2020 Brazilian drama film

Dry Wind (Vento seco) is a Brazilian drama film, directed by Daniel Nolasco and released in 2020. The film stars Leandro Faria Lelo as Sandro, a shy, middle-aged gay factory worker in a small town in Goiás who initiates a casual sexual hookup with his co-worker Ricardo (Allan Jacinto Santana), only to become consumed with jealousy when Maicon (Rafael Theophilo) subsequently arrives in town and becomes a rival for Ricardo's affections.

The film premiered in the Panorama section at the 70th Berlin International Film Festival.

==Critical response==
Jessica Kiang of Variety wrote that "Tom of Finland has a lot to answer for. His gorgeously lurid illustrations of bulging male musculature, tumescent crotches, extravagant mustaches and granite jawlines not only defined the iconography for a joyously irreverent gay subculture that had previously been given little expression, it also established a hypermasc gay dreamboat ideal that derives a lot of its power from its sheer unattainability. That gap, between everyday reality and oiled, leather-daddy fantasy certainly tortures Sandro (Leandro Faria Lelo), the central character of Dry Wind, and if it’s one that Daniel Nolasco’s offbeat, mischievous, explicit debut also cannot quite bridge, damned if it doesn’t have a good XXX-rated go at it."
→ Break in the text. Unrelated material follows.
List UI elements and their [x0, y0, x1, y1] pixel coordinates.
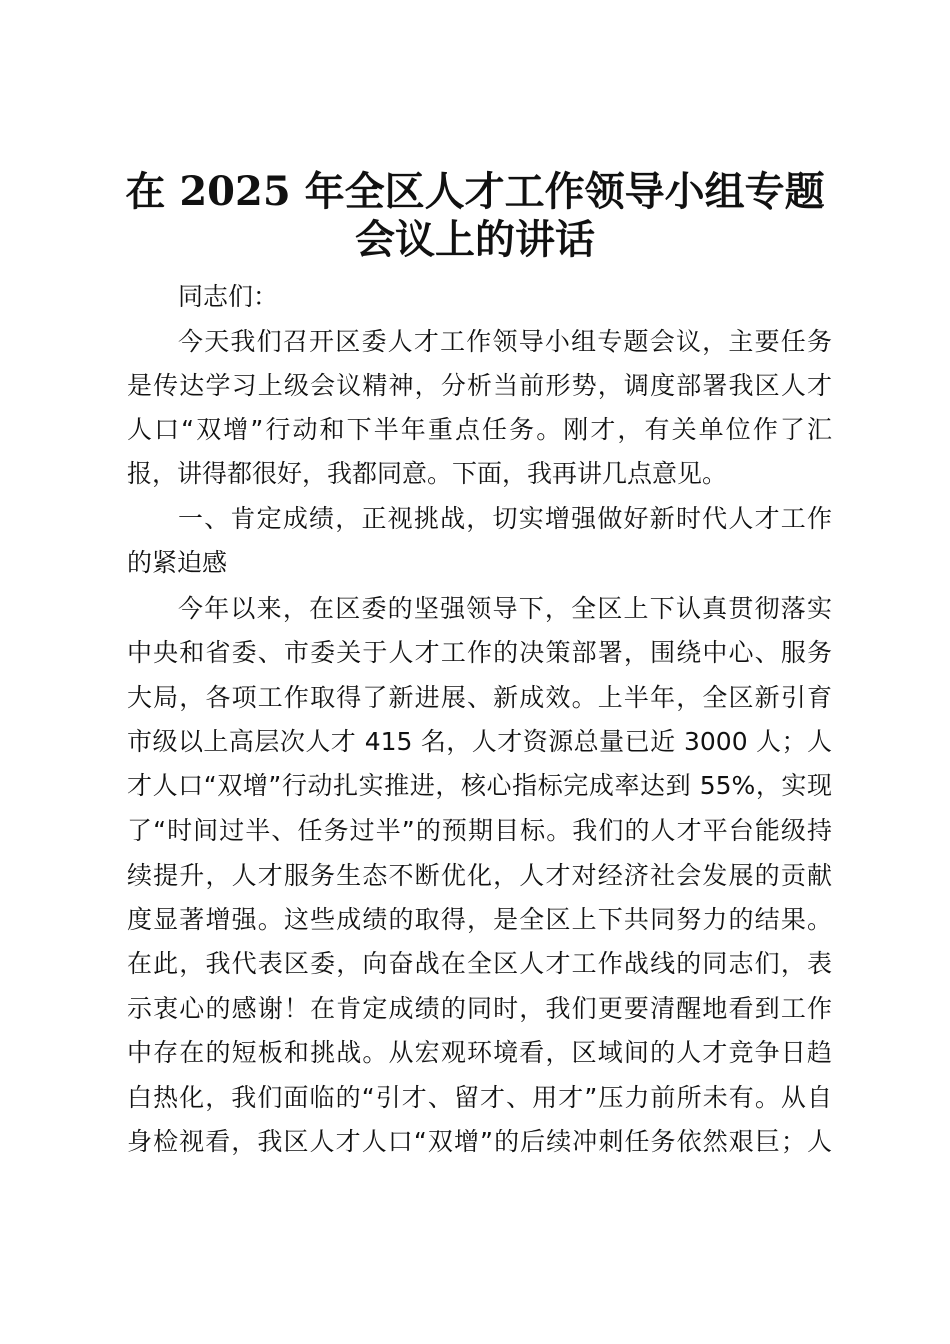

For Metro Weekly, Doug Rule wrote that "Dry Wind would benefit from greater character development and growth as well as refinements in plot. Yet as is, it’s exactly the kind of film that any other year would have packed in — and pleased — festivalgoers at a late-night theater screening. But even a solitary viewing of it at home makes one appreciate Larry Machado’s gorgeously rendered, vivid cinematography, which helps ensure Dry Wind is as visually stunning as it is erotically charged. Which is another way of saying the film is as handsome as its cast."
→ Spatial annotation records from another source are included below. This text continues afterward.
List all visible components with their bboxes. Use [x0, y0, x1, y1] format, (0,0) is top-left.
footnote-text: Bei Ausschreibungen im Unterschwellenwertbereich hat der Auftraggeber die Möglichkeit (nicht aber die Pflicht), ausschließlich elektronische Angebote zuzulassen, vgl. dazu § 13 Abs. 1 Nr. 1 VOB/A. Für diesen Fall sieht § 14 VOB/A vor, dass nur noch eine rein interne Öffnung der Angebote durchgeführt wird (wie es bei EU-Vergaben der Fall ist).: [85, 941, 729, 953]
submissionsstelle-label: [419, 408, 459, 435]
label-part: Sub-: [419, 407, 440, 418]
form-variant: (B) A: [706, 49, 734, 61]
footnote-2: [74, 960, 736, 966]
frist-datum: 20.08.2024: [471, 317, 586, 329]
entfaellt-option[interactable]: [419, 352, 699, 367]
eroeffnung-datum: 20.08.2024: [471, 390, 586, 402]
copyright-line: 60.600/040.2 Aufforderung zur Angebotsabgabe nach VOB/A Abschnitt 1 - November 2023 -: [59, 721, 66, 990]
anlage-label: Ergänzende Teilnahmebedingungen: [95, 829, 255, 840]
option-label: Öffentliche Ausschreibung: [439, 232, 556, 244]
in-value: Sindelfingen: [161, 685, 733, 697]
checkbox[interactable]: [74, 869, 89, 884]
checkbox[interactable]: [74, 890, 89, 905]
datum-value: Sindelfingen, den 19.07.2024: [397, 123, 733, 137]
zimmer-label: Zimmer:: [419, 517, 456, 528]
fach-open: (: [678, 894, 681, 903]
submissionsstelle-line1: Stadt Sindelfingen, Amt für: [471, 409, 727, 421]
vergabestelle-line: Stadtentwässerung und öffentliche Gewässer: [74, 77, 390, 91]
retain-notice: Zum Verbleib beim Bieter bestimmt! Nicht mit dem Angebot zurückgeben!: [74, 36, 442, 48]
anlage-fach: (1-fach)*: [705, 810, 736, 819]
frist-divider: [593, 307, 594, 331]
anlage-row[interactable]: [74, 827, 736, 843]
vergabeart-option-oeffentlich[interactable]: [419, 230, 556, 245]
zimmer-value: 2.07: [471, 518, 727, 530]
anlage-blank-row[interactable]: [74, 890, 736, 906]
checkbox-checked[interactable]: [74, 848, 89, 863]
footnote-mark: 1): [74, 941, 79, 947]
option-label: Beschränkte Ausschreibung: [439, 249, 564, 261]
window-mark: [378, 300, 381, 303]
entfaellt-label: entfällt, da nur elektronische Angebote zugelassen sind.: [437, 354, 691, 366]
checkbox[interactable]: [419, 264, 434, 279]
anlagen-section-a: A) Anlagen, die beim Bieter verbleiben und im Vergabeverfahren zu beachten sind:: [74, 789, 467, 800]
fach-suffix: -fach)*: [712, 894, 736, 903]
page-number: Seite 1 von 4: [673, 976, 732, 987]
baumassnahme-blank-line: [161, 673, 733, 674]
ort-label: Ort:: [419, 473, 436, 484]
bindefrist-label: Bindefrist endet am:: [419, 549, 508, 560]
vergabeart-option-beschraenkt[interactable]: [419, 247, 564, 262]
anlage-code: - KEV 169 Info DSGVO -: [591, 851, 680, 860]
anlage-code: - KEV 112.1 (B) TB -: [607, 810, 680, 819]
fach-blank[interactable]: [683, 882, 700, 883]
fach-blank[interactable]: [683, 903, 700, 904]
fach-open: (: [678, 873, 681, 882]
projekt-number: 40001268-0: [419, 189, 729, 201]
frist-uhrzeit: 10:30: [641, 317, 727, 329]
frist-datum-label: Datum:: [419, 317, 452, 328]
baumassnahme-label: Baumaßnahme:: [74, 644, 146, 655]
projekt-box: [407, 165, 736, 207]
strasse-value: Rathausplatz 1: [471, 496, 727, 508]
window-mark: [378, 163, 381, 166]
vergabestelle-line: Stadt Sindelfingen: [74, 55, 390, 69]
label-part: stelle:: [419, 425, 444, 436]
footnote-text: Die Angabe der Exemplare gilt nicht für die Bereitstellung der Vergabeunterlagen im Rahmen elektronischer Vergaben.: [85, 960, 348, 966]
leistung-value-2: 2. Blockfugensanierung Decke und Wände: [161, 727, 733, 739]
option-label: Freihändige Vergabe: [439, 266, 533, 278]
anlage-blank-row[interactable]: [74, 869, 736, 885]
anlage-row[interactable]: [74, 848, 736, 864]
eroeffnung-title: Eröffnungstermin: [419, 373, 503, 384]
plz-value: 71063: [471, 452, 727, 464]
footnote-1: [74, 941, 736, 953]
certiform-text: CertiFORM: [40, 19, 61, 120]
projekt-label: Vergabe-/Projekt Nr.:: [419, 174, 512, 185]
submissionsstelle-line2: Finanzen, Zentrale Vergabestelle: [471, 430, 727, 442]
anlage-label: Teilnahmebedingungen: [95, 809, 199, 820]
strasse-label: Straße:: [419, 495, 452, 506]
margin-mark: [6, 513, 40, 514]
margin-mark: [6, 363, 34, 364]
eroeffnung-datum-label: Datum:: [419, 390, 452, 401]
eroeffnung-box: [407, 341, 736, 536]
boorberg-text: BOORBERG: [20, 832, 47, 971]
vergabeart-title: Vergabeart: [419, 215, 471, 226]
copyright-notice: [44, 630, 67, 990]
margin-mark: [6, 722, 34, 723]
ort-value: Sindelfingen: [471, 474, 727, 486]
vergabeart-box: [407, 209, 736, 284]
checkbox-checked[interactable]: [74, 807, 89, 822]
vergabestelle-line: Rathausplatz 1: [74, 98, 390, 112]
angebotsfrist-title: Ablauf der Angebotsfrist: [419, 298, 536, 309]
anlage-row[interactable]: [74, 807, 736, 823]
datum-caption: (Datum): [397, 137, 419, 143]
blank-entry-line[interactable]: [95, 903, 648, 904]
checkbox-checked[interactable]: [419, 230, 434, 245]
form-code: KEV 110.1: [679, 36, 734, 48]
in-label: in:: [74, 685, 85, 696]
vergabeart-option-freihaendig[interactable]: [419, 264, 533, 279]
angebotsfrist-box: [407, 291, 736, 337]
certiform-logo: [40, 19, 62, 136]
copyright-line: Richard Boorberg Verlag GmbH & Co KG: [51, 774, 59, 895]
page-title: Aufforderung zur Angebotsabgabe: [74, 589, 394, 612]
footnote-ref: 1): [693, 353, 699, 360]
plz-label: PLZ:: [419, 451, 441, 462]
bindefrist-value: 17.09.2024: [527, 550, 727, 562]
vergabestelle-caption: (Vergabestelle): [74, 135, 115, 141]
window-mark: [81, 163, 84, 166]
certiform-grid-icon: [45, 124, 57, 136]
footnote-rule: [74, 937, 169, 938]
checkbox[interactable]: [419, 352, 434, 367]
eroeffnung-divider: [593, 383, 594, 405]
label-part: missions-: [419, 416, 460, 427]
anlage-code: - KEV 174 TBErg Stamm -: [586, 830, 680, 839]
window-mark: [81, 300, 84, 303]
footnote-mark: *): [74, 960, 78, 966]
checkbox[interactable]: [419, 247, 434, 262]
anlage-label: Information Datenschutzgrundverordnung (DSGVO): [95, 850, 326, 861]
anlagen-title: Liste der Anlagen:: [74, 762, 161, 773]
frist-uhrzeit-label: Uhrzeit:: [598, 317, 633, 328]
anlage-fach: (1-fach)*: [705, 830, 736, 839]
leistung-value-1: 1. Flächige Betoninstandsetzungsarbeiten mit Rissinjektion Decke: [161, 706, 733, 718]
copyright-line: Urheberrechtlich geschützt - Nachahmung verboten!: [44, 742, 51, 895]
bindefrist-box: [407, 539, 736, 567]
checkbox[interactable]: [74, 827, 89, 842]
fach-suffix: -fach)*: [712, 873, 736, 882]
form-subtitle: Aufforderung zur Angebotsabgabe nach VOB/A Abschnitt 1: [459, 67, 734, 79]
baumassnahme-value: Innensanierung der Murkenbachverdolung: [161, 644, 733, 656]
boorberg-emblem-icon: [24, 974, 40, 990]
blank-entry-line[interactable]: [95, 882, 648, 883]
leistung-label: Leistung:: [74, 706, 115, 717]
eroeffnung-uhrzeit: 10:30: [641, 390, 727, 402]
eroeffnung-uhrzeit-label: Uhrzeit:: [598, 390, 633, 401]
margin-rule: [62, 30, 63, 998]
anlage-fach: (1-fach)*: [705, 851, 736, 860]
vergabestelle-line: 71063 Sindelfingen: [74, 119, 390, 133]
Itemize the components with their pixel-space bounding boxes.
For That Shelf, Manuel Betancourt wrote that "From its opening scene to its delectable final image, Nolasco places viewers in Sandro’s leery headscape: his camera lingers in crotches, in sweaty armpits, in luscious lips and, in its more audacious scenes, in engorged members. But there’s always an apprehension about this gaze. Sandro’s eyes may direct our view toward the smorgasbord of men around him — including Maicon, a newcomer who looks like a blond Tom of Finland figure made flesh (an oppressively sculpted Rafael Teóphilo) — but they constantly telegraph a hesitation, an insecurity that reveals his own hangups. Doughier than those he lusts after and less comfortable in his own skin than even the co-worker who starts openly flirting with Maicon much to Sandro’s chagrin (and earning the ire of Maicon’s very macho brother), Sandro’s erotic fantasies remain riddled with the spectre of self-doubt, which ends up animating Nolasco’s steamy tale. Intent on pushing the boundaries of how sex (on and off screen) can help drive narrative storytelling, Vento Seco is an erotic fever dream that’s also a wistful character portrait."

==Awards==
The film was the winner of the Grand Prix at the 2020 Chéries-Chéris film festival.

At the 2020 Iris Prize festival, Leandro Faria Lelo won the award for Best Performance in a Male Role.